Specialty drugs will create a whole new series of incentives and regulatory/policy turf battles, he says.
“Cost-sharing is one area that I believe will become a major issue in the coming years. A related issue: Which is more important, the choice of a wide range of drug therapies, or access to affordable drug therapies? Understandably, drug makers argue ‘choice’ is more important. However, insurers, PBMs and drug plans argue that if two similar therapies have to compete against each other to become the preferred therapy on a formulary, the incentive for drug makers is to compete vigorously. I’m seeing more of these types of policy debates,” Herrick says.
“When a group—any group for that matter—is lobbying for a legislative agenda, carefully examine who stands to benefit. Just because something is called a consumer protection doesn’t mean it’s primarily designed to protect consumers. In some cases a proposal is designed to protect consumers’ convenience at the expense of consumers’ wallets.”

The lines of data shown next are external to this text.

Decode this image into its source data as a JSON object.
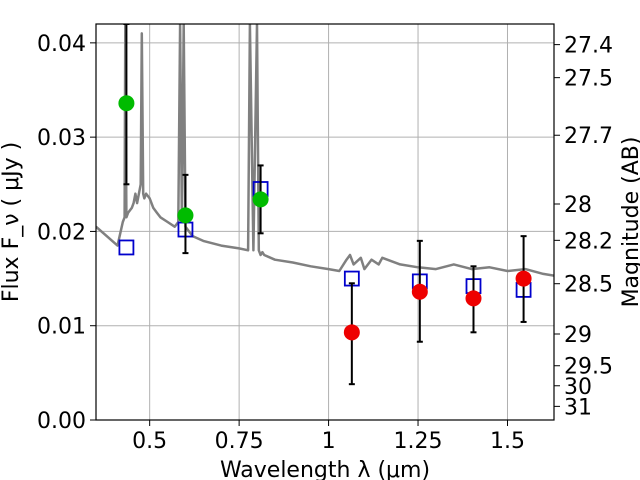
{
  "chart_data": {
    "type": "scatter",
    "xlabel": "Wavelength  λ (μm)",
    "ylabel": "Flux  F_ν  ( μJy )",
    "ylabel_right": "Magnitude (AB)",
    "xlim": [
      0.35,
      1.63
    ],
    "ylim": [
      0.0,
      0.042
    ],
    "grid": true,
    "x_ticks": [
      {
        "value": 0.5,
        "label": "0.5"
      },
      {
        "value": 0.75,
        "label": "0.75"
      },
      {
        "value": 1.0,
        "label": "1"
      },
      {
        "value": 1.25,
        "label": "1.25"
      },
      {
        "value": 1.5,
        "label": "1.5"
      }
    ],
    "y_ticks": [
      {
        "value": 0.0,
        "label": "0.00"
      },
      {
        "value": 0.01,
        "label": "0.01"
      },
      {
        "value": 0.02,
        "label": "0.02"
      },
      {
        "value": 0.03,
        "label": "0.03"
      },
      {
        "value": 0.04,
        "label": "0.04"
      }
    ],
    "mag_ticks": [
      {
        "value": 27.4,
        "label": "27.4"
      },
      {
        "value": 27.5,
        "label": "27.5"
      },
      {
        "value": 27.7,
        "label": "27.7"
      },
      {
        "value": 28.0,
        "label": "28"
      },
      {
        "value": 28.2,
        "label": "28.2"
      },
      {
        "value": 28.5,
        "label": "28.5"
      },
      {
        "value": 29.0,
        "label": "29"
      },
      {
        "value": 29.5,
        "label": "29.5"
      },
      {
        "value": 30.0,
        "label": "30"
      },
      {
        "value": 31.0,
        "label": "31"
      }
    ],
    "series": [
      {
        "kind": "line",
        "color": "#808080",
        "x": [
          0.35,
          0.38,
          0.41,
          0.425,
          0.43,
          0.432,
          0.435,
          0.44,
          0.45,
          0.455,
          0.46,
          0.465,
          0.47,
          0.475,
          0.478,
          0.482,
          0.485,
          0.49,
          0.5,
          0.51,
          0.52,
          0.53,
          0.55,
          0.57,
          0.58,
          0.585,
          0.59,
          0.595,
          0.6,
          0.62,
          0.65,
          0.7,
          0.75,
          0.775,
          0.78,
          0.79,
          0.8,
          0.805,
          0.81,
          0.815,
          0.82,
          0.85,
          0.9,
          0.95,
          1.0,
          1.03,
          1.05,
          1.06,
          1.07,
          1.09,
          1.1,
          1.12,
          1.14,
          1.15,
          1.2,
          1.25,
          1.3,
          1.35,
          1.4,
          1.45,
          1.5,
          1.55,
          1.6,
          1.63
        ],
        "y": [
          0.0205,
          0.0195,
          0.0185,
          0.021,
          0.0215,
          0.042,
          0.0215,
          0.022,
          0.0225,
          0.023,
          0.024,
          0.023,
          0.024,
          0.025,
          0.041,
          0.024,
          0.0235,
          0.024,
          0.0235,
          0.0225,
          0.022,
          0.0215,
          0.021,
          0.0205,
          0.021,
          0.042,
          0.021,
          0.042,
          0.0205,
          0.0195,
          0.019,
          0.0185,
          0.0182,
          0.018,
          0.042,
          0.018,
          0.042,
          0.018,
          0.0175,
          0.0178,
          0.0175,
          0.017,
          0.0167,
          0.0163,
          0.016,
          0.0158,
          0.017,
          0.0175,
          0.0165,
          0.0172,
          0.016,
          0.017,
          0.0165,
          0.0172,
          0.0165,
          0.0162,
          0.016,
          0.0165,
          0.016,
          0.0162,
          0.0158,
          0.016,
          0.0155,
          0.0153
        ]
      },
      {
        "kind": "squares",
        "color": "#0000cc",
        "x": [
          0.435,
          0.6,
          0.81,
          1.065,
          1.255,
          1.405,
          1.545
        ],
        "y": [
          0.0183,
          0.0202,
          0.0245,
          0.015,
          0.0147,
          0.0142,
          0.0138
        ]
      },
      {
        "kind": "points",
        "color": "#00bb00",
        "x": [
          0.435,
          0.6,
          0.81
        ],
        "y": [
          0.0336,
          0.0217,
          0.0234
        ],
        "yerr_low": [
          0.025,
          0.0177,
          0.0198
        ],
        "yerr_high": [
          0.042,
          0.026,
          0.027
        ]
      },
      {
        "kind": "points",
        "color": "#ee0000",
        "x": [
          1.065,
          1.255,
          1.405,
          1.545
        ],
        "y": [
          0.0093,
          0.0136,
          0.0129,
          0.015
        ],
        "yerr_low": [
          0.0038,
          0.0083,
          0.0093,
          0.0104
        ],
        "yerr_high": [
          0.0145,
          0.019,
          0.0163,
          0.0195
        ]
      }
    ]
  }
}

Another trend Herrick sees are states moving Medicaid populations into managed care. States are also weighing whether to “carve-in” management of drug benefits into Medicaid enrollees’ health benefits.
“Managed care executives tend to favor this since drugs can substitute for — unnecessary hospital admissions. Be aware of these initiatives when they are being pursued in your state,” he says. “Fee-for-service Medicaid tends to pay drugstores better than negotiated contracts with drug plans, so there will be lobbying to decide how to structure these programs.”